DFS Algorithm Study Guide for Beginners
What is DFS (Depth-First Search)?
DFS is a graph traversal algorithm that explores as far as possible along each branch before backtracking.
Think of it like exploring a maze by always taking the first available path and going as deep as possible
before turning back.
How the Code Works - Step by Step
1. Data Structures Used
Graph: Stored as adjacency list using HashMap<String, List<String>>
Color: Tracks vertex states (WHITE=unvisited, GREY=processing, BLACK=finished)
Discovery Time: When we first visit a vertex
Finish Time: When we complete processing a vertex
Predecessor: Parent vertex in the DFS tree
Time: Global counter that increments with each discovery/finish
2. Three-Color System
WHITE (0): Vertex hasn't been discovered yet
GREY (1): Vertex is discovered but still being processed (we're exploring its neighbors)
BLACK (2): Vertex and all its descendants are completely processed
3. Algorithm Flow
Initialization Phase ( dfs() method):
1. Set all vertices to WHITE (unvisited)
2. Set all predecessors to null
3. Set all times to -1
4. Reset global time to 0
Main Loop:
1. Go through each vertex in alphabetical order
2. If a vertex is WHITE (unvisited), call dfsVisit() on it
3. This creates a DFS forest (multiple trees if graph is disconnected)
DFS Visit Phase ( dfsVisit() method):
1. Mark GREY: Color the vertex grey (currently processing)
2. Record Discovery: Increment time and record when we discovered this vertex
3. Explore Neighbors: Look at all adjacent vertices
If neighbor is WHITE: Set current vertex as its predecessor and recursively visit it
If neighbor is GREY or BLACK: Skip it (already processed or being processed)

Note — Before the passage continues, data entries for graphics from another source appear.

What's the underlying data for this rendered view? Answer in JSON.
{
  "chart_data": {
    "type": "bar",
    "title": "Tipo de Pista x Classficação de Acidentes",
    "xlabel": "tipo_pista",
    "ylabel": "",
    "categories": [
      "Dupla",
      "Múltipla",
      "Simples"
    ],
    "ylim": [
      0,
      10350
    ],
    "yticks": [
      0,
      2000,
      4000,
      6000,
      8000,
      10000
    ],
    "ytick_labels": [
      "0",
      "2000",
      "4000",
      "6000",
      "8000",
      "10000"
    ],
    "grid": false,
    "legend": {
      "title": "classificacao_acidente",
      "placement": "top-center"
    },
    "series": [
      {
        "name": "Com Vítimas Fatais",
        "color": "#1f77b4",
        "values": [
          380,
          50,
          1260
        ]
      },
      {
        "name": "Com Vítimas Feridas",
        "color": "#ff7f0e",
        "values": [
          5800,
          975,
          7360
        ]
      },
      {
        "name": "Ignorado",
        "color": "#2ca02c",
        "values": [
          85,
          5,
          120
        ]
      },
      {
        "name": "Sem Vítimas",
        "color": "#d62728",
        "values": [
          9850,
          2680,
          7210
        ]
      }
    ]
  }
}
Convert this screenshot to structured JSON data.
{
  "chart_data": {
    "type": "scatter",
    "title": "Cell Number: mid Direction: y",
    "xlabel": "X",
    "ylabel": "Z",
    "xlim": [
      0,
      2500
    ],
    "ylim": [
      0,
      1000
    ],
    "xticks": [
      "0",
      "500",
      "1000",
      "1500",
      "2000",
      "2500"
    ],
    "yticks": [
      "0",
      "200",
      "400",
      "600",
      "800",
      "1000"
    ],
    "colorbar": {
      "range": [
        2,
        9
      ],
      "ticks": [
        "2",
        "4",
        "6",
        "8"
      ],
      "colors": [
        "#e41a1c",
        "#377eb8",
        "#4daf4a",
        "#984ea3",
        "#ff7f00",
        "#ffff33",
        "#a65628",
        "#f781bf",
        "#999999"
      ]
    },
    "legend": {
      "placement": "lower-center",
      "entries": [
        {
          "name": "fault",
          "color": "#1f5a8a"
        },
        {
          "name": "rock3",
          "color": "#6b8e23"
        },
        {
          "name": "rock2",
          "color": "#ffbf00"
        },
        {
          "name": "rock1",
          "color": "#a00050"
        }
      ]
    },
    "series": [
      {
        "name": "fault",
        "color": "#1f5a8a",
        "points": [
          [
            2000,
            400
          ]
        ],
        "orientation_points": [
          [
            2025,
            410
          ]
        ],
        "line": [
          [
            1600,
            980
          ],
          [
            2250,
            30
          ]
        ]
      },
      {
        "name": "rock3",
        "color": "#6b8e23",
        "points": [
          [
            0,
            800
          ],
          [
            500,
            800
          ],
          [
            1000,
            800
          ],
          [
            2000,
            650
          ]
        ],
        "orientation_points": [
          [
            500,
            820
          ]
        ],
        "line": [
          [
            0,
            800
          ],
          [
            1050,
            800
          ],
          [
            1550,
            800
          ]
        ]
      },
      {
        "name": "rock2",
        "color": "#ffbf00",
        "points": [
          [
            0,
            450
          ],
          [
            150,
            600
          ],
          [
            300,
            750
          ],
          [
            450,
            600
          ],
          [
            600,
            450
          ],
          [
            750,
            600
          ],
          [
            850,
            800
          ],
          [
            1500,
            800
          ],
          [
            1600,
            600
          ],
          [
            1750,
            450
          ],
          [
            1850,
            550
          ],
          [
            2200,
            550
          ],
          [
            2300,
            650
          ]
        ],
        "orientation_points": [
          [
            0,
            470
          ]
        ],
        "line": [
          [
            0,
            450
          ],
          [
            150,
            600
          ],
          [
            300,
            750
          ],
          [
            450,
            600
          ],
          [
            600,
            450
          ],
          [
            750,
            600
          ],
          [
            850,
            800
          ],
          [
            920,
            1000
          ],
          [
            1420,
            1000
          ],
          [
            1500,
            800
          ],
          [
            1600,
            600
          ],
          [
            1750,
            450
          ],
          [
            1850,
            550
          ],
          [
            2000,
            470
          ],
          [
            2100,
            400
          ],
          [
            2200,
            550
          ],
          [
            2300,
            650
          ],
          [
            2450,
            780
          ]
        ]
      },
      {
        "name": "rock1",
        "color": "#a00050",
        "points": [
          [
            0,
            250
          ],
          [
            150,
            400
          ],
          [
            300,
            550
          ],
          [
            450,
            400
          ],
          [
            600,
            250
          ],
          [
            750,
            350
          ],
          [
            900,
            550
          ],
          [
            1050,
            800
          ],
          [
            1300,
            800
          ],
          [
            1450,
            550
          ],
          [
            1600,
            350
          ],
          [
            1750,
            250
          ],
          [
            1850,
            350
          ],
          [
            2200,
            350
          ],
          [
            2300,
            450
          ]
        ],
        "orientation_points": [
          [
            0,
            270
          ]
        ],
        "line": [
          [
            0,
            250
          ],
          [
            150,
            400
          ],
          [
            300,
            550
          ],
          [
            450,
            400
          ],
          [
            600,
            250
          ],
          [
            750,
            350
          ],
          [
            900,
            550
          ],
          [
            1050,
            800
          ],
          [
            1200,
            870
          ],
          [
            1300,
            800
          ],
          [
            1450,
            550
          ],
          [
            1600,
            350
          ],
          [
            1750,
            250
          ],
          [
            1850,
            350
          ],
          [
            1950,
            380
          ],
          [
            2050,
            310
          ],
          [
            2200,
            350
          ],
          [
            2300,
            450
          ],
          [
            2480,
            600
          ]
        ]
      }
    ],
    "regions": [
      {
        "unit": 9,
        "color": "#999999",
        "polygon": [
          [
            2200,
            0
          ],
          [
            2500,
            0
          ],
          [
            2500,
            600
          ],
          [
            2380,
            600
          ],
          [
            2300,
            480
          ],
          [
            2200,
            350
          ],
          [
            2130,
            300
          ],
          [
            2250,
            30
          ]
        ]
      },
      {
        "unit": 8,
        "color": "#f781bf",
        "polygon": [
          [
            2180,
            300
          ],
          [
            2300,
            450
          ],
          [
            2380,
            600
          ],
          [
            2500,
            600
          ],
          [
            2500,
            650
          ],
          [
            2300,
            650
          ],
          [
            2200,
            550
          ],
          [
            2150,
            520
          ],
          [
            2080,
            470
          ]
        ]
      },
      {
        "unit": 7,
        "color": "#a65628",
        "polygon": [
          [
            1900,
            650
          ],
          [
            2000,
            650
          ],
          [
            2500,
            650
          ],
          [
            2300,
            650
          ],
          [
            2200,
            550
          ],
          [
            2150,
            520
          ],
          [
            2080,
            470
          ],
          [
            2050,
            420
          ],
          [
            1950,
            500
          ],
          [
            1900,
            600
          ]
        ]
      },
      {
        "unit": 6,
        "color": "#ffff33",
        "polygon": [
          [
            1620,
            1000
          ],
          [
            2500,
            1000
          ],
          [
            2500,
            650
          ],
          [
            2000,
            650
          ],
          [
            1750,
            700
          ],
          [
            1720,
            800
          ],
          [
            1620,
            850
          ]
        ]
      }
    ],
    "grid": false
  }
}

4. Mark BLACK: After exploring all neighbors, color the vertex black
5. Record Finish: Increment time and record when we finished with this vertex
4. Why This Works
Recursive Nature:
DFS naturally uses recursion (or stack)
When we find an unvisited neighbor, we immediately explore it completely
Only after finishing with a neighbor do we continue with other neighbors
Backtracking:
When we reach a vertex with no unvisited neighbors, we "backtrack"
This happens automatically when recursive calls return
Time Tracking:
Discovery time: When we first encounter a vertex
Finish time: When we're done with a vertex and all its descendants
These times help us understand the traversal order and detect cycles
5. Execution Example with Our Graph
Starting with vertices in order: S, A, B, C, D, E, F, G
1. Start with S (first vertex):
S discovered (time 1)
Visit S's neighbors: A, B, C, D (in order)
A discovered (time 2)
Visit A's neighbors: B, C
B discovered (time 3)
Visit B's neighbor: S (already GREY, skip)
B finished (time 4)
Visit C discovered (time 5)
Visit C's neighbor: B (already BLACK, skip)
C finished (time 6)
A finished (time 7)
Continue with S's remaining neighbors: B(BLACK), C(BLACK), D
D discovered (time 8)
Visit D's neighbors: C(BLACK), E
E discovered (time 9)
Visit E's neighbor: C (already BLACK, skip)
E finished (time 10)
D finished (time 11)
S finished (time 12)
2. Continue with F (next WHITE vertex):
F discovered (time 13)
Visit F's neighbors: D(BLACK), E(BLACK), G
G discovered (time 14)
Visit G's neighbor: C (already BLACK, skip)
G finished (time 15)
F finished (time 16)
6. Key Concepts to Remember
DFS Tree/Forest:
The predecessor relationships form a tree (or forest if disconnected)
Each DFS call from a WHITE vertex creates a new tree
Edge Classification:
Tree edges: Edges in the DFS tree (to WHITE vertices)
Back edges: Edges to GREY ancestors (indicate cycles)
Forward edges: Edges to BLACK descendants
Cross edges: All other edges
Applications:
Finding connected components
Cycle detection
Topological sorting
Finding strongly connected components
Maze solving
7. Common Mistakes to Avoid
Forgetting to increment time properly
Not handling the three-color system correctly
Confusing discovery and finish times
Not properly implementing the recursive backtracking
8. Practice Tips
1. Trace by hand: Follow the algorithm step-by-step on small graphs
2. Draw the DFS tree: Visualize the predecessor relationships
3. Track times carefully: Make sure you understand when time increments
4. Understand the colors: Know what each color represents at each step
This implementation closely follows the standard DFS pseudocode and provides a solid foundation for
understanding how DFS works in practice.